Warga Bagendung Cilegon Keluhkan Tidak Mendapat Obat di RS Kurnia

realita.co
Rumah Sakit (RS) Kurnia.

CILEGON (Realita ) – Seorang warga Link Curug, kelurahan Begendung, Kecamatan Cilegon, mengeluhkan pelayanan Rumah Sakit (RS) Kurnia yang diduga tidak diberikan obat kepada pasien saat berobat. Kasus ini disampaikan oleh Jubaidi, suami dari pasien berinisial Y, pada Senin (25/8/2025).

Menurut Jubaidi, istrinya datang berobat ke RS Kurnia namun tidak mendapatkan obat setelah pemeriksaan dokter.
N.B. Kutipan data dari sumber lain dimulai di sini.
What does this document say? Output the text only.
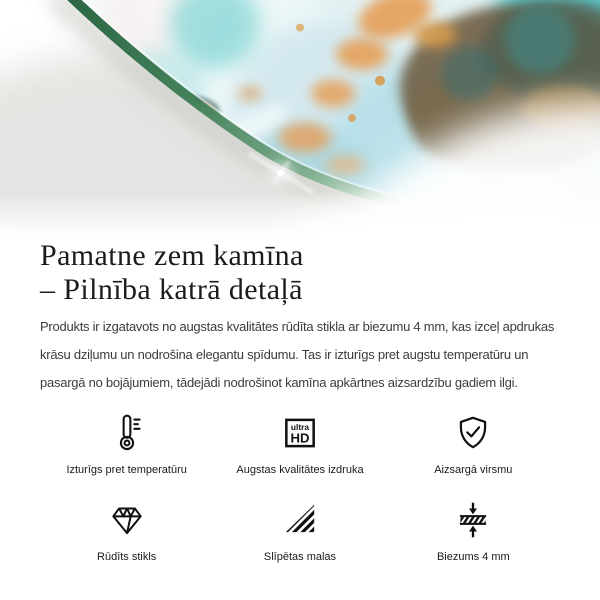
Pamatne zem kamīna
– Pilnība katrā detaļā

Produkts ir izgatavots no augstas kvalitātes rūdīta stikla ar biezumu 4 mm, kas izceļ apdrukas krāsu dziļumu un nodrošina elegantu spīdumu. Tas ir izturīgs pret augstu temperatūru un pasargā no bojājumiem, tādejādi nodrošinot kamīna apkārtnes aizsardzību gadiem ilgi.

Izturīgs pret temperatūru
ultra
HD
Augstas kvalitātes izdruka	Aizsargā virsmu
Rūdīts stikls	Slīpētas malas	Biezums 4 mm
Ia menuturkan, pihak rumah sakit menyampaikan bahwa obat hanya diberikan bagi pasien rawat inap.

“Setelah pemeriksaan, tidak dikasih obat. Dokter bilang sekarang BPJS hanya untuk rawat inap, kalau tidak rawat inap tidak diberikan obat,” ujar Jubaidi dengan nada heran saat ditemui.

Pada hari yang sama, media mencoba mengonfirmasi hal tersebut kepada pihak RS Kurnia. Melalui pesan WhatsApp, Humas RS Kurnia, Rizqi, tidak memberikan penjelasan resmi. Ia hanya meminta kontak pasien untuk dijadwalkan pertemuan langsung.

“Mohon maaf pak, apakah bisa kami minta nomor pasien yang dimaksud? Nomor yang tercatat di kami ternyata tidak aktif setelah kami coba hubungi. Kami ingin konfirmasi langsung kepada pasiennya untuk dibuatkan janji temu,” jawab Rizqi.

Berdasarkan informasi yang dihimpun, pasien berinisial Y awalnya mengalami sakit pada bagian perut. Setelah menjalani pemeriksaan di salah satu klinik, kondisinya tidak kunjung membaik sehingga akhirnya dibawa ke RS Kurnia pada Senin (25/8/2025).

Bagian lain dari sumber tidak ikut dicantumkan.